The raw interface allows this pattern to be set separately for each terminal, and this ability will be added to the grammar description language. Where the lex prefix is not explicitly given, it defaults is //, a pattern the pattern which recognizes the empty string -- in effect, a no-op. This default can be reset with a default lex prefix definition sentence. Here's one from self.marpa
:
the default lex prefix is qr/(?:[ \t]*(?:\n|(?:\#[^\n]*\n)))*[ \t]*/.
Preamble Definition
Actions for rules are evaluation is a special namespace created for each parse object. It's sometimes useful to have globals in this namespace initialized before any actions are run. Preamble definition sentences may be used for this purpose. Values in the preamble definitions are strings.
The preamble definition differs slightly from other definitions.

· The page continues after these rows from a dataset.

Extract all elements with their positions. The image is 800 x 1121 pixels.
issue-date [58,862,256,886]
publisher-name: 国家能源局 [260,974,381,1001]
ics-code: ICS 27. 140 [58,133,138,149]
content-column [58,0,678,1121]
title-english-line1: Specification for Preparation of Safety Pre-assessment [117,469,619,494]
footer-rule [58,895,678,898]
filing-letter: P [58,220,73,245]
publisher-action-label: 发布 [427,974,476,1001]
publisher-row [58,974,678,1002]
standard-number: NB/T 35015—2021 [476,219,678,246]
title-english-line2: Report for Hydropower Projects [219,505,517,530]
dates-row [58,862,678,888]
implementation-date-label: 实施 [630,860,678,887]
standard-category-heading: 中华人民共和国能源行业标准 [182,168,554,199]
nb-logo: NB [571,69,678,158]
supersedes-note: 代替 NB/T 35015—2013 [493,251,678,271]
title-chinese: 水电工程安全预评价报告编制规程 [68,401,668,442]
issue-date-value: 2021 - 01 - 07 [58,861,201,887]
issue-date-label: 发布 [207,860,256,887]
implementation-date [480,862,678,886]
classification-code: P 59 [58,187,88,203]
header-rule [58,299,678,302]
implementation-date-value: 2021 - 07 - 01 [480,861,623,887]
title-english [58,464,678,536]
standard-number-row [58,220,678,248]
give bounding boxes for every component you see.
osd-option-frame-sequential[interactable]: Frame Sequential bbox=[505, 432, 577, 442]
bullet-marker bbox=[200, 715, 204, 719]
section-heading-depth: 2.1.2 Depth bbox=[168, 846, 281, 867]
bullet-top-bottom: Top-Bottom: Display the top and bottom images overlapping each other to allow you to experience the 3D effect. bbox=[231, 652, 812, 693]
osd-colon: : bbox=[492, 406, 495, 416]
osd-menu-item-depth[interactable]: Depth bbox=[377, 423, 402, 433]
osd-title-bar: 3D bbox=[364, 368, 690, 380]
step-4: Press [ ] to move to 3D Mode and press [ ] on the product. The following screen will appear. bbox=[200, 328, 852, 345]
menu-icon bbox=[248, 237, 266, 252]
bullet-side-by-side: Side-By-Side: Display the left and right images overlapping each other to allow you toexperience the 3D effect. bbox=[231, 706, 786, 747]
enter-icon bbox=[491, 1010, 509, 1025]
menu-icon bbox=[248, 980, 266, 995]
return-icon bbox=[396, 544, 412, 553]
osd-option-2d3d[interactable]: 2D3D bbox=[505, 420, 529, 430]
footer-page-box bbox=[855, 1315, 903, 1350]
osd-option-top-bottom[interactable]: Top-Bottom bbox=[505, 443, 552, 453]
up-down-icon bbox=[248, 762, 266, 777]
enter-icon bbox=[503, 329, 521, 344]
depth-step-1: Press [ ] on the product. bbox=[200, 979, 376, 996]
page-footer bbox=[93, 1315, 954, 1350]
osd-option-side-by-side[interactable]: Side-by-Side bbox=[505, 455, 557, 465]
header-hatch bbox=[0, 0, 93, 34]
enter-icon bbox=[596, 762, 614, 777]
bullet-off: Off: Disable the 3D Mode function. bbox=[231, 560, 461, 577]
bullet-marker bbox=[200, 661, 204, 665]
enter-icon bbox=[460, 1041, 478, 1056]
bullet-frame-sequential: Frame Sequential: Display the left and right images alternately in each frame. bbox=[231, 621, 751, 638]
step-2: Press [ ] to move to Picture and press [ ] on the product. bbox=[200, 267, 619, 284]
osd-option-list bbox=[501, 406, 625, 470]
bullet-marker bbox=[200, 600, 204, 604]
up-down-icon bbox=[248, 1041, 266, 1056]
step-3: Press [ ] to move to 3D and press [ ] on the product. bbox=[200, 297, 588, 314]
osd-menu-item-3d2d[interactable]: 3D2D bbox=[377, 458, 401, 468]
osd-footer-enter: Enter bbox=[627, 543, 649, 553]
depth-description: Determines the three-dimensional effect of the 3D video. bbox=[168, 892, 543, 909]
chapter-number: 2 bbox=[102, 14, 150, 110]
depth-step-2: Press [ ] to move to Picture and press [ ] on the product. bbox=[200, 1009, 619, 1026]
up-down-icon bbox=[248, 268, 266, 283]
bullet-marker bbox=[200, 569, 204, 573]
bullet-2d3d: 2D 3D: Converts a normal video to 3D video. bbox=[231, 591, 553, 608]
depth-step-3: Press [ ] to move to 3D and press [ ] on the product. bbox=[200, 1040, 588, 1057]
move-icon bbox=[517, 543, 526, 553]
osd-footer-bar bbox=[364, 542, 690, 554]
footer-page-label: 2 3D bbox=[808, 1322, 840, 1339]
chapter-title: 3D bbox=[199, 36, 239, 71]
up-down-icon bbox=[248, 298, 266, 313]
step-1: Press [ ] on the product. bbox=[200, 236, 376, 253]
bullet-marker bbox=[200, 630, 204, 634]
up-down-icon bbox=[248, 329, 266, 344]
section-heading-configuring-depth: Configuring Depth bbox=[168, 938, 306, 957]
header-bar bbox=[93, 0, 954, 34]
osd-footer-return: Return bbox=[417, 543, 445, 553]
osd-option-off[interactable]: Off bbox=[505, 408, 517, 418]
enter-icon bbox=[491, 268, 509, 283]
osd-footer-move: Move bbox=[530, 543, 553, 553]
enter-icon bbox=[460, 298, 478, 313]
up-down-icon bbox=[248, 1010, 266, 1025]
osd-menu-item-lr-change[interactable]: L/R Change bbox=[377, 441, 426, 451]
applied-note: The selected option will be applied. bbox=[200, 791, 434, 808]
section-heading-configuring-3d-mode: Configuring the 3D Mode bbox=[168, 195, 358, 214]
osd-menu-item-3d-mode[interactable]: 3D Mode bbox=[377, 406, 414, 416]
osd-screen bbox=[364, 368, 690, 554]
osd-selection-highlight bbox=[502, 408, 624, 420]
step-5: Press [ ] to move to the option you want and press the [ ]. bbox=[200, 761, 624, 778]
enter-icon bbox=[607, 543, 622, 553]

In most definitions, a new value overwrites the old one. If there is more than one preamble definiton, the values are concatenated. Also, the article to be used before the name of the predefined it must be "a" and not "the". As with other definitions, the article may be omitted. Here's a simplified version of the self.marpa
preamble:
a preamble is q{
our %strings;
}.
PRODUCTION PARAGRAPHS
Here's a self-describing example, simplified from self.marpa
:
production paragraph:
non structural production sentences,
production sentence,
non structural production sentences,
optional action sentence,
non structural production sentences.
A production paragraph is characterized by a production sentence. This may optionally be followed by an action sentence. Before and after these may be other "non structural production sentences". In fact, currently the only other sentence allowed in a production paragraph is a priority sentence, but it can go anywhere.
Production Sentence
Again, let's start with a self-description:
production sentence: lhs, /:/, rhs, period.
A production sentence is a Backus-Naur Form production. (This document assumes you know what that is. If you don't, Wikipedia is a great place to start.) A production sentence consists of a left hand side and a right hand side, separated by a colon. The left hand side is the name of a single symbol.
A standard right hand side is a series of symbol names and regex literals, separated by commas, as in the above example, where lhs
and rhs
are symbol names, and /:/
is a regex.
Any symbol name or regex literal in a standard right hand side can be made optional by preceding it with the keyword optional
. We've already seen several examples of those, but here's another:
default action setting:
optional /the/, /default/, /action/, /is/, action specifier.
If this case the regex /the/
is optional, so that the sentences
the default action is do whatever.
and
default action is do whatever.
are both valid default action setting
's if do whatever
has been defined as a string.
NOTES NOT YET PROPERLY INCORPORATED IN THIS DOCUMENT
All Perl code supplied by the user via the Marpa source file by default is run with "use integer" in effect. If the user wants floating point arithmetic she must specify "no integer".
Also, in such code, "use strict" in effect, and all warnings are turned on, except warnings in the "recursion" category.